Supervisor's Report

New life for Aquatic Park Pier: A Districts 2 and 3 team up

Aquatic Park Pier is of social and economic importance, but it is badly in need of rejuvenation. Photo: Courtesy Aaron Peskin

Many readers may know that Supervisor Catherine Stefani is a seasoned triathlete, but you may not know that she sometimes joins me for an early morning swim and brainstorming session at Aquatic Park. It was during one of these Districts 2 and 3 floating meetings that we began to map out a renewed effort to save one of San Francisco’s most historic maritime resources — and the city waterfront’s first line of defense against sea-level rise and wave action — the Aquatic Park Pier (Muni Pier).

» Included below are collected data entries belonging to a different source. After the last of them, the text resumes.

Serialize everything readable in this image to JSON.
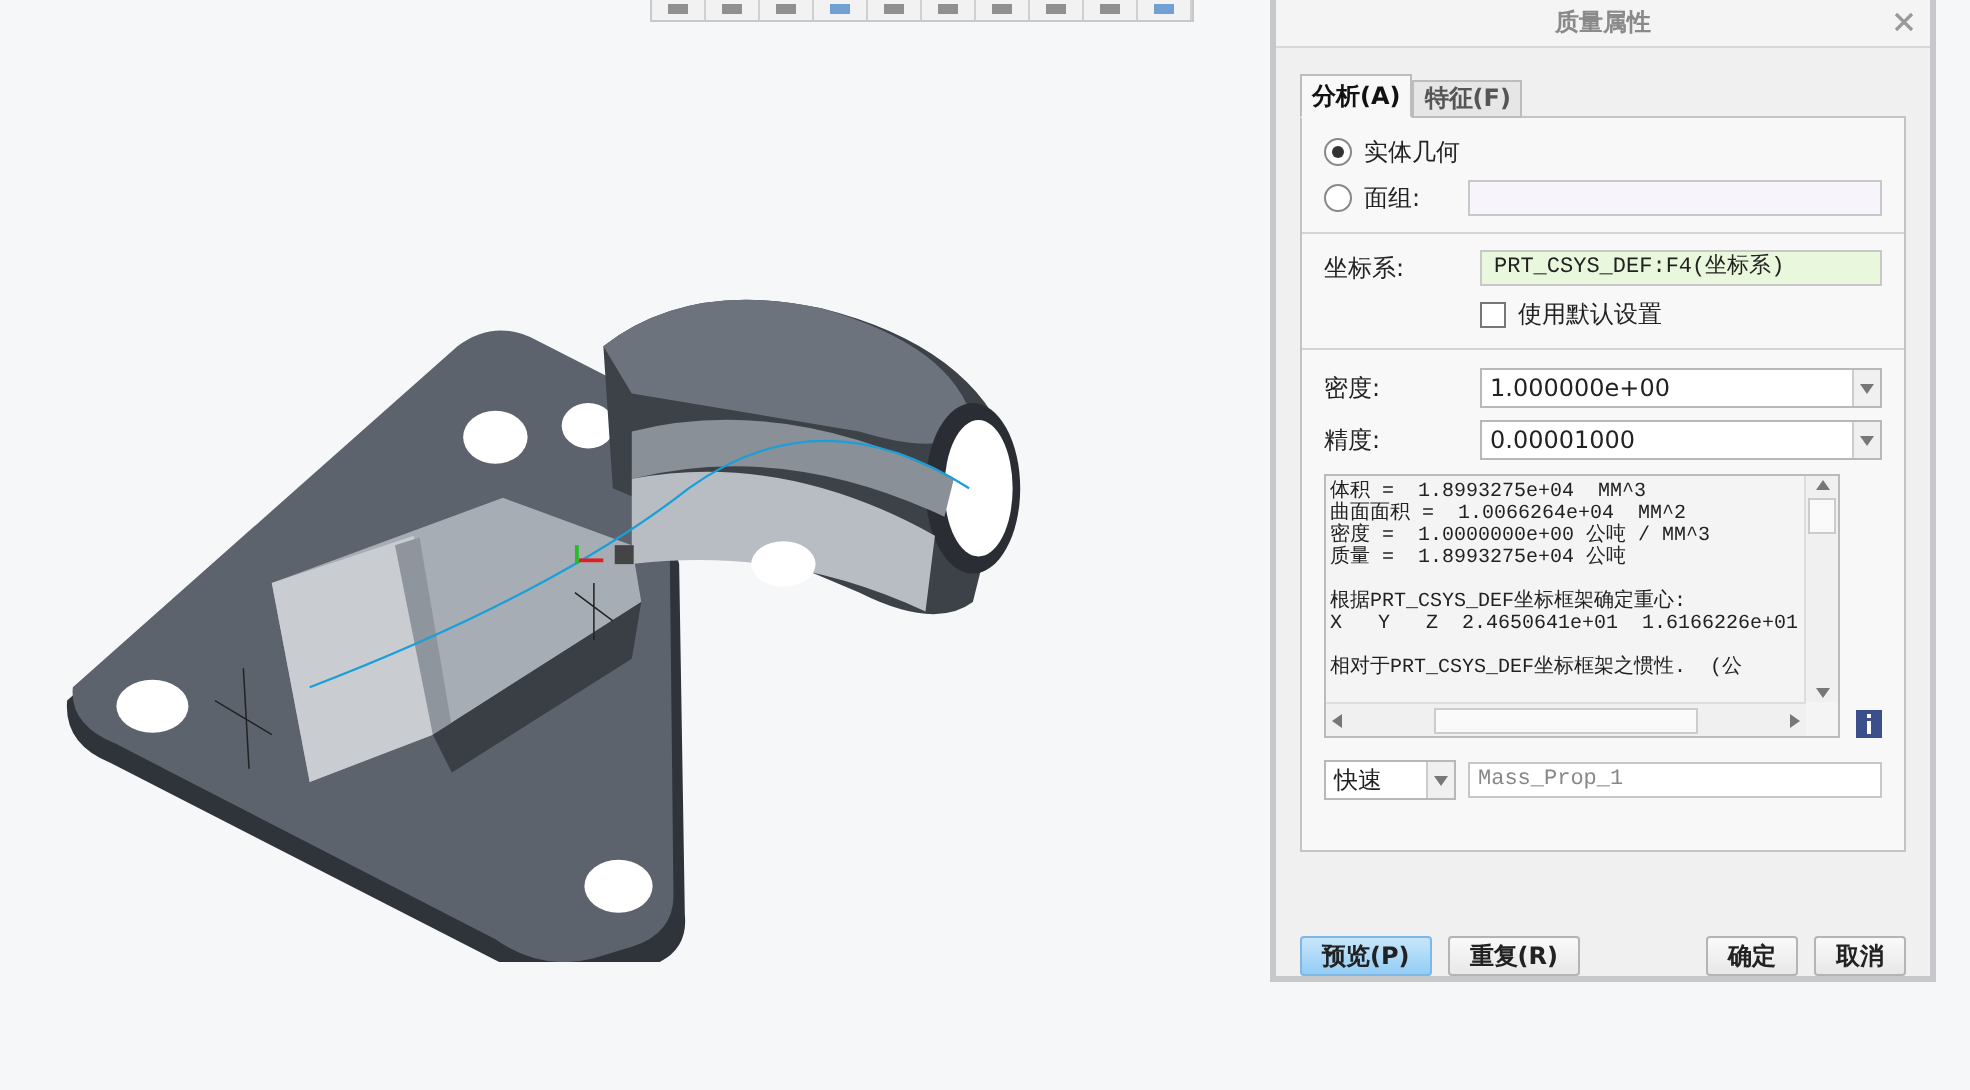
{
  "window": {
    "title": "质量属性"
  },
  "tabs": [
    {
      "label": "分析(A)",
      "selected": true
    },
    {
      "label": "特征(F)",
      "selected": false
    }
  ],
  "geometry_options": [
    {
      "label": "实体几何",
      "selected": true
    },
    {
      "label": "面组:",
      "selected": false
    }
  ],
  "coordinate_system": {
    "label": "坐标系:",
    "value": "PRT_CSYS_DEF:F4(坐标系)"
  },
  "use_default": {
    "label": "使用默认设置",
    "checked": false
  },
  "density": {
    "label": "密度:",
    "value": "1.000000e+00"
  },
  "accuracy": {
    "label": "精度:",
    "value": "0.00001000"
  },
  "results": [
    [
      "体积 =  1.8993275e+04  MM^3",
      "曲面面积 =  1.0066264e+04  MM^2",
      "密度 =  1.0000000e+00 公吨 / MM^3",
      "质量 =  1.8993275e+04 公吨"
    ],
    [
      "根据PRT_CSYS_DEF坐标框架确定重心:",
      "X   Y   Z  2.4650641e+01  1.6166226e+01"
    ],
    [
      "相对于PRT_CSYS_DEF坐标框架之惯性.  (公"
    ]
  ],
  "mode": {
    "value": "快速"
  },
  "name_field": {
    "placeholder": "Mass_Prop_1"
  },
  "buttons": [
    {
      "label": "预览(P)",
      "kind": "primary"
    },
    {
      "label": "重复(R)",
      "kind": "normal"
    },
    {
      "label": "确定",
      "kind": "normal"
    },
    {
      "label": "取消",
      "kind": "normal"
    }
  ]
}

Just as this tendril of a pier was once in District 3 but then became part of District 2 after the 2010 census redistricting, this part of San Francisco’s urban form has continued to be somewhat of a jurisdictional orphan, with every entity from the National Park Service to the Port of San Francisco to the Bay Conservation and Development Commission all playing vital roles in the Pier’s continued existence. After a meeting last month convened by Save Aquatic Park Pier, Supervisor Stefani and I, we hope all of these agencies will have clear roles in addressing the pier’s escalating deterioration and in ultimately saving this vital gateway to the waterfront.

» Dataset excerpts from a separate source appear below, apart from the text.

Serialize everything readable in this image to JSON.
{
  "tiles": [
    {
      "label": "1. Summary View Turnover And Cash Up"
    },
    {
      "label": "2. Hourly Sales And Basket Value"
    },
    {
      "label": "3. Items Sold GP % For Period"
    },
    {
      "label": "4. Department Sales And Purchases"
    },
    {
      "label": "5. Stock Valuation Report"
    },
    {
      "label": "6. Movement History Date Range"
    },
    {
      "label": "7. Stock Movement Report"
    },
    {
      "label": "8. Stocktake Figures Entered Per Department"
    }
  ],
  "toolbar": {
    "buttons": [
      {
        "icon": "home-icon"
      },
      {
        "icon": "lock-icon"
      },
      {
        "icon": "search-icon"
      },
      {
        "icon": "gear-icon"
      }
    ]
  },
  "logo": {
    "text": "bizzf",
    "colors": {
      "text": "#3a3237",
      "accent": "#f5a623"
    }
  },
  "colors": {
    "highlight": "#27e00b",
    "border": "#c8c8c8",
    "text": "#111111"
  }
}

Built by President Franklin Roosevelt’s Works Progress Administration (WPA) in 1933, the pier has served as a public spectator podium for some of the most breathtaking views of the city’s iconic skyline over the last 85 years, bringing a mix of tourists (Ghirardelli Square and The Buena Vista loom nearby) to workers (Williams-Sonoma has office space adjacent and fisherfolk depend on access to the bay) to history buffs (the Maritime Museum houses approximately 35,000 historic assets in the Aquatic Park Bathhouse Building) and the swimming and boating community (the South End Rowing Club and Dolphin Club both enjoy proud legacies nearby). Recent National Park Service safety risk assessments (previously done every five years and now bumped up to every two given the exacerbated conditions at the pier) have shown significant deterioration of the more than 600 pilings and deck, and a foreboding black fence has kept sightseers and photographers at bay from accessing the views from the 1,600-foot pier. A beautiful roundhouse graces the curvy 60-foot-wide pier, while the grand historic ships moored nearby bob with trepidation at the potential destruction that will be wrought when the Pier ultimately deteriorates all together. Nearby proposed public transit and pedestrian/cyclist connections have real potential (coupled with the upcoming completion of the Van Ness Bus Rapid Transit project) to vastly improve public access to the area.

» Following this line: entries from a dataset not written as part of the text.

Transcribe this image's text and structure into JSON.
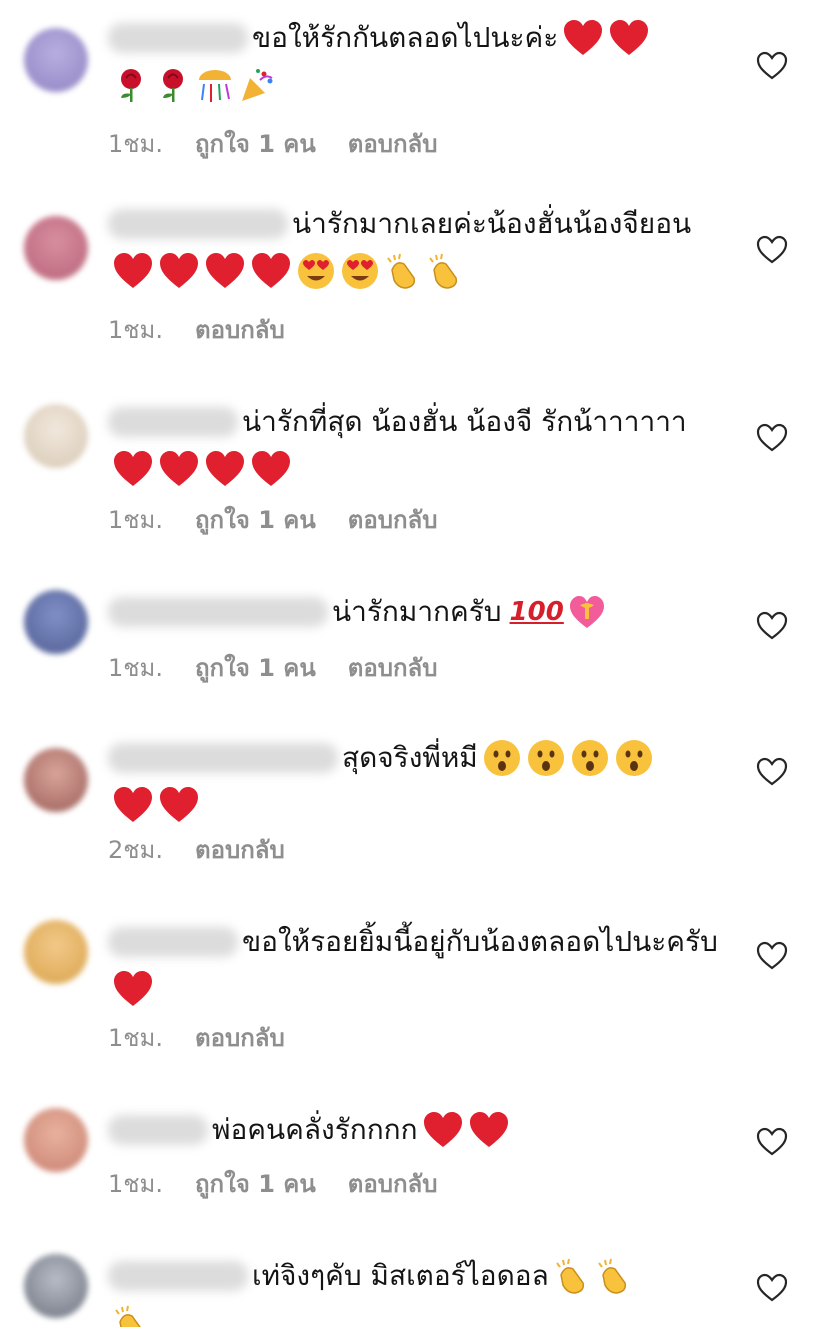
{
  "colors": {
    "text": "#141414",
    "meta": "#8e8e8e",
    "heart_red": "#e0202f",
    "icon_outline": "#262626"
  },
  "comments": [
    {
      "text": "ขอให้รักกันตลอดไปนะค่ะ",
      "emojis": [
        "red-heart",
        "red-heart",
        "rose",
        "rose",
        "confetti-ball",
        "party-popper"
      ],
      "time": "1ชม.",
      "likes": "ถูกใจ 1 คน",
      "reply": "ตอบกลับ"
    },
    {
      "text": "น่ารักมากเลยค่ะน้องฮั่นน้องจียอน",
      "emojis": [
        "red-heart",
        "red-heart",
        "red-heart",
        "red-heart",
        "heart-eyes",
        "heart-eyes",
        "clapping-hands",
        "clapping-hands"
      ],
      "time": "1ชม.",
      "reply": "ตอบกลับ"
    },
    {
      "text": "น่ารักที่สุด น้องฮั่น น้องจี รักน้าาาาาา",
      "emojis": [
        "red-heart",
        "red-heart",
        "red-heart",
        "red-heart"
      ],
      "time": "1ชม.",
      "likes": "ถูกใจ 1 คน",
      "reply": "ตอบกลับ"
    },
    {
      "text": "น่ารักมากครับ",
      "emojis": [
        "hundred-points",
        "heart-with-ribbon"
      ],
      "time": "1ชม.",
      "likes": "ถูกใจ 1 คน",
      "reply": "ตอบกลับ"
    },
    {
      "text": "สุดจริงพี่หมี",
      "emojis": [
        "open-mouth-face",
        "open-mouth-face",
        "open-mouth-face",
        "open-mouth-face",
        "red-heart",
        "red-heart"
      ],
      "time": "2ชม.",
      "reply": "ตอบกลับ"
    },
    {
      "text": "ขอให้รอยยิ้มนี้อยู่กับน้องตลอดไปนะครับ",
      "emojis": [
        "red-heart"
      ],
      "time": "1ชม.",
      "reply": "ตอบกลับ"
    },
    {
      "text": "พ่อคนคลั่งรักกกก",
      "emojis": [
        "red-heart",
        "red-heart"
      ],
      "time": "1ชม.",
      "likes": "ถูกใจ 1 คน",
      "reply": "ตอบกลับ"
    },
    {
      "text": "เท่จิงๆคับ มิสเตอร์ไอดอล",
      "emojis": [
        "clapping-hands",
        "clapping-hands",
        "clapping-hands"
      ]
    }
  ],
  "hundred_text": "100"
}
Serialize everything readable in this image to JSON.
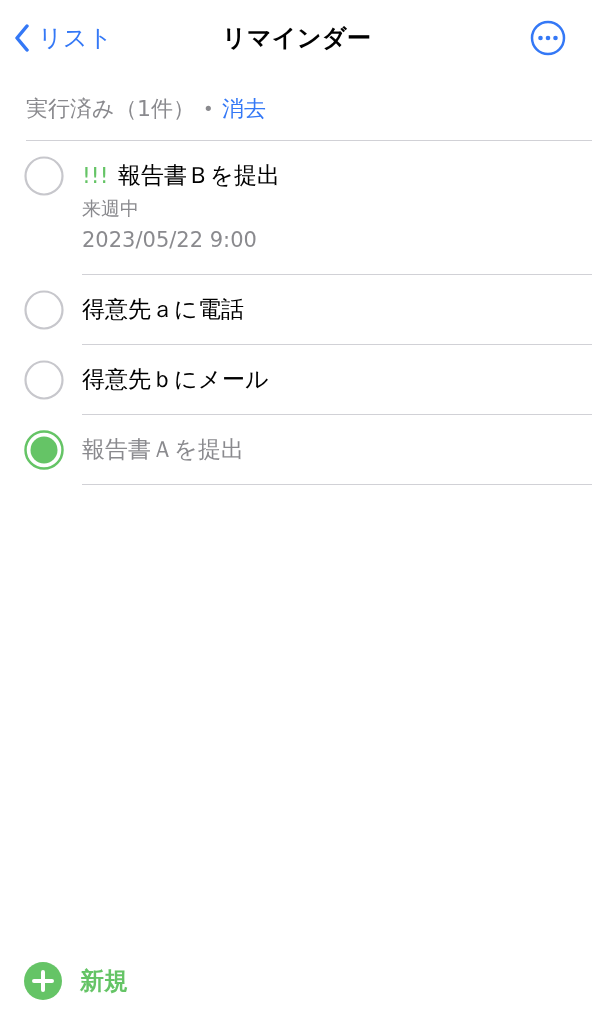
{
  "nav": {
    "back_label": "リスト",
    "title": "リマインダー"
  },
  "completed_bar": {
    "label": "実行済み（1件）",
    "separator": "•",
    "action": "消去"
  },
  "reminders": [
    {
      "priority": "!!!",
      "title": "報告書Ｂを提出",
      "notes": "来週中",
      "date": "2023/05/22 9:00",
      "completed": false
    },
    {
      "title": "得意先ａに電話",
      "completed": false
    },
    {
      "title": "得意先ｂにメール",
      "completed": false
    },
    {
      "title": "報告書Ａを提出",
      "completed": true
    }
  ],
  "new_button": {
    "label": "新規"
  }
}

At a meeting at the Maritime Museum last month complete with color maps and butcher paper to-do lists, everyone from our city agencies to congressional representatives and the National Park Service agreed that saving the pier must be an immediate priority, not only because it’s a vital historic element anchoring the Aquatic Park Historic Landmark District and an immersive visitor experience with untapped potential, but also because it is a key safety buffer protecting swimmers, boaters, and ultimately the rest of the waterfront. Supervisor Stefani and I have assembled a regional working group, and we’re moving forward with an updated risk assessment and vision study for the Pier, leveraging our local, regional, and federal resources.

We know we need to act quickly, though, and will need the entire city’s support. The longer we wait to begin the rehab effort, the more costly the construction becomes (original projections in 2008 put the cost at $65 million, which has now grown to more than $100 million in reconstruction costs). And the more we risk losing critical historic and economic resources along the waterfront, which drive tourism from the northeast side of the city. Additionally, we attrite critical institutional knowledge, like the National Park Service’s superintendent, Kevin Hendricks, who retired last month after shepherding the daily life of Aquatic Park for 40 years.

I am delighted to be working with my colleague from District 2 on this important venture, and know that we have assembled a dream team of committed experts to fully realize the future for the northeastern waterfront so that generations of San Franciscans and visitors alike can enjoy this public treasure.